On retrouve cette dialectique dans la représentation qu’ont les adultes des adolescents dans l’espace public, qui sont tour à tour « ange » ou « démon » (Valentine, 1996). S’intéressant aux rapports des enfants et jeunes à la rue, Hugh Mattews, Malanie Limb et Mark Taylor expliquent bien que cette double représentation des enfants dans la rue est associée à une distinction d’âge :

« On the one hand, moral panics have constructed images of public space as dangerous and unsafe, where young children are vulnerable […]. An alternative view relates to older children who are (re)defined as the problem. In this case, their visibility in public places is seen as discrepant and undesirable » (Matthews, Limb et Taylor, 2000, p. 63).

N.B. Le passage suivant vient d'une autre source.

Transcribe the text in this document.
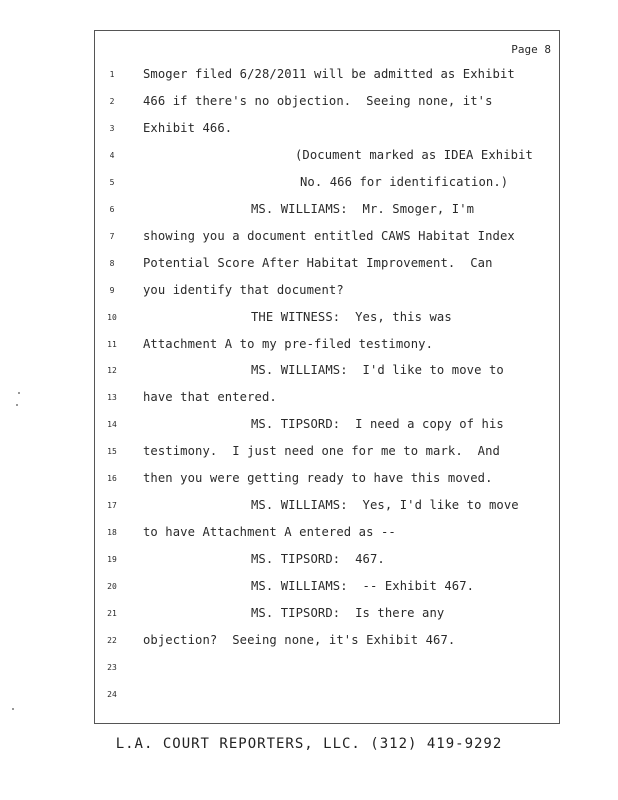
Page 8
1	Smoger filed 6/28/2011 will be admitted as Exhibit
2	466 if there's no objection.  Seeing none, it's
3	Exhibit 466.
4	(Document marked as IDEA Exhibit
5	No. 466 for identification.)
6	MS. WILLIAMS:  Mr. Smoger, I'm
7	showing you a document entitled CAWS Habitat Index
8	Potential Score After Habitat Improvement.  Can
9	you identify that document?
10	THE WITNESS:  Yes, this was
11	Attachment A to my pre-filed testimony.
12	MS. WILLIAMS:  I'd like to move to
13	have that entered.
14	MS. TIPSORD:  I need a copy of his
15	testimony.  I just need one for me to mark.  And
16	then you were getting ready to have this moved.
17	MS. WILLIAMS:  Yes, I'd like to move
18	to have Attachment A entered as --
19	MS. TIPSORD:  467.
20	MS. WILLIAMS:  -- Exhibit 467.
21	MS. TIPSORD:  Is there any
22	objection?  Seeing none, it's Exhibit 467.
23
24
L.A. COURT REPORTERS, LLC. (312) 419-9292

Il est intéressant de noter que ces deux conceptions de l’enfant, rattachées à l’espace public, rejoignent la dialectique de l’enfance coupable et de l’enfance victime, dont on a vu qu’elle était au fondement de la Protection de l’enfance. Pouvant être située d’un côté ou de l’autre de ce dyptique, la présence des adolescents dans l’espace public entraîne donc des réactions ambivalentes.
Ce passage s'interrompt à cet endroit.